Summary

When a public link (anonymous) recipient opens an Office document, they can edit the document, but the top menu / file menu is missing or unusable for the guest user (so they can’t use Save/Download/etc). This happens with both:

• the built-in CODE server (Nextcloud internal)
• an external Collabora server (office.domain)

So it appears independent of whether CODE or external Collabora is used.

I’ve tried the usual debugging steps (detailed below). Posting this to ask for a focused fix/diagnosis: is this a configuration issue (CSP / WOPI / proxy / headers / guest handling) or a bug in richdocuments / Nextcloud?

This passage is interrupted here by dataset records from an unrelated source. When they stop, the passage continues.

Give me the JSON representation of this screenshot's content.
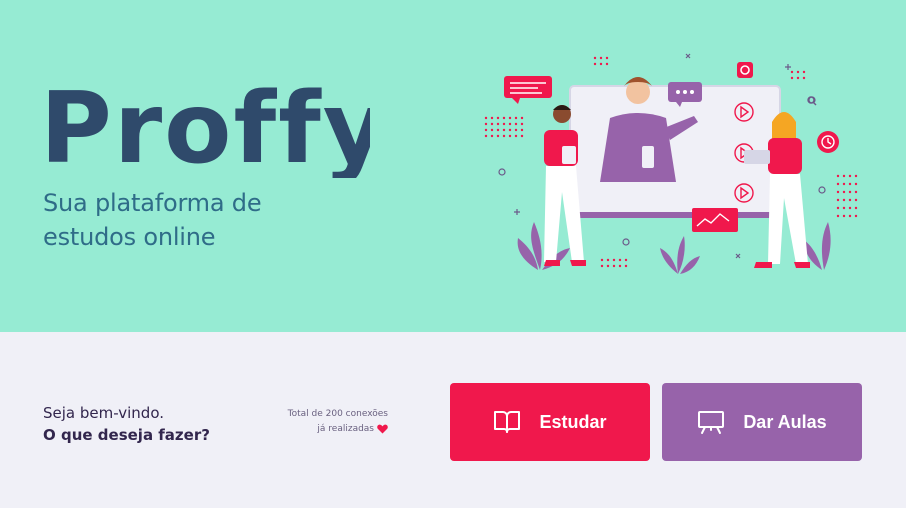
{
  "brand": {
    "name": "Proffy",
    "tagline_line1": "Sua plataforma de",
    "tagline_line2": "estudos online"
  },
  "welcome": {
    "greeting": "Seja bem-vindo.",
    "question": "O que deseja fazer?"
  },
  "connections": {
    "line1": "Total de 200 conexões",
    "line2": "já realizadas"
  },
  "actions": {
    "study_label": "Estudar",
    "teach_label": "Dar Aulas"
  },
  "colors": {
    "hero_background": "#96ebd3",
    "page_background": "#f0f0f7",
    "logo": "#2f4a6b",
    "study_button": "#f0184c",
    "teach_button": "#9763aa"
  },
  "icons": {
    "study": "book-open-icon",
    "teach": "presentation-board-icon",
    "heart": "heart-icon"
  }
}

There is also an empty bar that seems to have to do with being a guest user at the bottom of the screen.

https://cloud.domain/s/(hash)?dir=/?dir=/&editing=false&openfile=true upon redirect.

image1797×380 33.6 KB

The Basics

• Nextcloud server version: 32.0.5.0
• Collabora / CODE: Collabora Online Dev Edition 25.04.8.1 (external) and built-in CODE also reproduces the issue.
• Nextcloud container internal IP: 172.19.0.6
• Collabora container internal IP: 172.19.0.5
• Public domains (anonymised): cloud.domain (Nextcloud public URL), office.domain (Collabora public URL)
• Reverse proxy: nginx 1.28.1 in front of the Docker stack (proxying to Nextcloud container on localhost)
• PHP version: PHP/8.3.30
• Operating system and version: Ubuntu 24.04.3 LTS
• Is this the first time you’ve seen this error? Yes, though I don’t know when it appeared for sure.
• When did this problem seem to first start? After upgrading to Nextcloud 32.x (exact minor update unclear, but issue did not exist previously)
• Installation method (e.g., AIO, NCP, Bare Metal/Archive, etc.) Docker Compose based on nextcloud:32.0.5 image **
• Are you using Cloudflare, mod_security, or similar? No. No CDN, no WAF, no mod_security. Only nginx reverse proxy in front of Docker, but Apache also runs in Docker container.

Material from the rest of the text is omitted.